Müminlere Nidalar – Muhammed Sadık Türkmen / 2022 Ekim / 119. Sayı
“Ey iman edenler! Allah’a ve Rasûlü’ne itaat edin. İşittiğiniz halde ondan yüz çevirmeyin. Sakın dinlemedikleri halde ‘dinledik’ diyenler gibi olmayın. Şüphesiz ki Allah katında yeryüzünde kımıldanan canlıların en kötüsü, akıllarını kullanmayan sağır ve dilsizlerdir.”
(Enfal, 20-22)
İslami veya cahili olsun tüm toplumların başarılı olmaları bazı kanunlara ve kurallara bağlıdır. Allah’ın başarı veya başarısızlık vermesi bu kanunlara kopmaz bir bağla bağlıdır. İslam toplumu Allah’ın kendilerinden istediği şekilde hareket ettiği takdirde üstün bir konuma geleceği gibi sebeplere sarılmayı bırakırsa bu üstün durumunu yitirmeye mahkûm olur. Aynı şekilde cahiliye mensupları, toplumu başarıya iten sebeplere sarılırsa dünyevi bazı başarılar elde etmeleri mukadder olur.
Yüce kitabımız Müslümanları özellikle itaat konusunda uyarmıştır. Allah’a ve Rasûlü’ne itaat değişik ifadelerle tekrarlanmış, müminlerin güçlerinin dağılmaması yeryüzünde fitne çıkmaması ve daha hayırlı neticelere kavuşulması bu amele bağlamıştır. Allahu Teala şöyle buyurmuştur: “Allah’a ve Rasûlü’ne itaat edin. Birbirinizle çekişmeyin yoksa gevşersiniz ve gücünüz gider. Sabredin, şüphesiz ki Allah sabredenlerle beraberdir”. (Enfal, 46)

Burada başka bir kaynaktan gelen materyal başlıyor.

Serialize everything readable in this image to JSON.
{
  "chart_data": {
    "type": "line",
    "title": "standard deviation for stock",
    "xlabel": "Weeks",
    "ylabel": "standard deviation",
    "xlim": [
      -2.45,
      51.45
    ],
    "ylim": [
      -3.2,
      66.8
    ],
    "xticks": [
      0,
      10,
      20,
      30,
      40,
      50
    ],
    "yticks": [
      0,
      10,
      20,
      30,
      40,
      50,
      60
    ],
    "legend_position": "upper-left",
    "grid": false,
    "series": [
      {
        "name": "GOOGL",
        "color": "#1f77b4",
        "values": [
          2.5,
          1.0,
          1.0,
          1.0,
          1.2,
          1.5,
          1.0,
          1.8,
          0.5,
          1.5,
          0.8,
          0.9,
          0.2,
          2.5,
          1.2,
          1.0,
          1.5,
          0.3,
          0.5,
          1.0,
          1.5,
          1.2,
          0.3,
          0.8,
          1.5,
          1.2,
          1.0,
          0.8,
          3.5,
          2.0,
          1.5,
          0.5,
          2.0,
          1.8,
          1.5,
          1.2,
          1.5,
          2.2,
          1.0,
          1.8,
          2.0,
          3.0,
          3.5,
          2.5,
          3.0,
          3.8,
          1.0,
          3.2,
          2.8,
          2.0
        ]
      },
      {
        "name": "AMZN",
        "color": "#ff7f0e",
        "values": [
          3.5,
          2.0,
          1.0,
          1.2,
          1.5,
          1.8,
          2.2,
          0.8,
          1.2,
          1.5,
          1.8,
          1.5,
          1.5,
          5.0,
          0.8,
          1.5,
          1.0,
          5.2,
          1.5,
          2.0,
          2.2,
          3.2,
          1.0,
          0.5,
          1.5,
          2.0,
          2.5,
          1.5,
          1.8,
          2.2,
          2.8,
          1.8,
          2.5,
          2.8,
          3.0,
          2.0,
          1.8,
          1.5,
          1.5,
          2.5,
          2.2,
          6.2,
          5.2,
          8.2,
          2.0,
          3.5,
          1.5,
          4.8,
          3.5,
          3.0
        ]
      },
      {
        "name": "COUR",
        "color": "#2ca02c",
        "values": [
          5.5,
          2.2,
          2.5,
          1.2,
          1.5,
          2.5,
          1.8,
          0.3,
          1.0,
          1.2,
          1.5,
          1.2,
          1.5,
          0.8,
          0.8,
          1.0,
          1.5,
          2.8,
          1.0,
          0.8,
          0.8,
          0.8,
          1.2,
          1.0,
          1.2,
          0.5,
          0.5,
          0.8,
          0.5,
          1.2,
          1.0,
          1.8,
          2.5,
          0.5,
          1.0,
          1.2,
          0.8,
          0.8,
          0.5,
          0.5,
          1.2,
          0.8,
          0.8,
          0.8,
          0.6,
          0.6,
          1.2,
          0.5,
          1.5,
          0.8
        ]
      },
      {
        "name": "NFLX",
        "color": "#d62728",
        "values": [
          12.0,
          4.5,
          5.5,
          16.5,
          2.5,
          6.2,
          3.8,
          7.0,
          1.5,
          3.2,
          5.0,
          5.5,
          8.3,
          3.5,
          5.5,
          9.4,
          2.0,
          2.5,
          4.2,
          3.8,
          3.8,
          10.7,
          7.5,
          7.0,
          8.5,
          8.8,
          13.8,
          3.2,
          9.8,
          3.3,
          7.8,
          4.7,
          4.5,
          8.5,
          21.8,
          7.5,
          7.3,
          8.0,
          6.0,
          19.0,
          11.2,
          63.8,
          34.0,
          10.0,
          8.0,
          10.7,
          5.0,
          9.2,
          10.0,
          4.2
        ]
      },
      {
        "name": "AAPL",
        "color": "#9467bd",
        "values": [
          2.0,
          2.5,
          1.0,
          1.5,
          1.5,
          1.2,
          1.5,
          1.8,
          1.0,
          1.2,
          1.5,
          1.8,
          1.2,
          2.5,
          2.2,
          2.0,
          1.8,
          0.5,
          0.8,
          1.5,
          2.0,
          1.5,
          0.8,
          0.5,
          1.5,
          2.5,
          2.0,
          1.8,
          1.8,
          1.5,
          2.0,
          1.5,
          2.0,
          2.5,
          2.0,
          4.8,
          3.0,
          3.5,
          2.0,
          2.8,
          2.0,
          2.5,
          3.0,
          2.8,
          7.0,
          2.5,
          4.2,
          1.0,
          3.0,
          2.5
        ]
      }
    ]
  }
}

“… Onun emrine karşı gelenler, başlarına bir belanın isabet etmesinden yahut can yakıcı bir azabın kendilerine gelmesinden sakınsınlar.” (Nur, 63)
“Ey iman edenler! Allah’a itaat edin. Peygambere itaat edin. Ve sizden olan idarecilere de. Eğer Allah’a ve ahiret gününe iman ediyorsanız aranızda bir şey de anlaşmazlığa düşerseniz onun hükmünü Allah’a ve peygambere havale edin. Bu daha hayırlı ve netice bakımdan daha güzeldir.” (Nisa, 59)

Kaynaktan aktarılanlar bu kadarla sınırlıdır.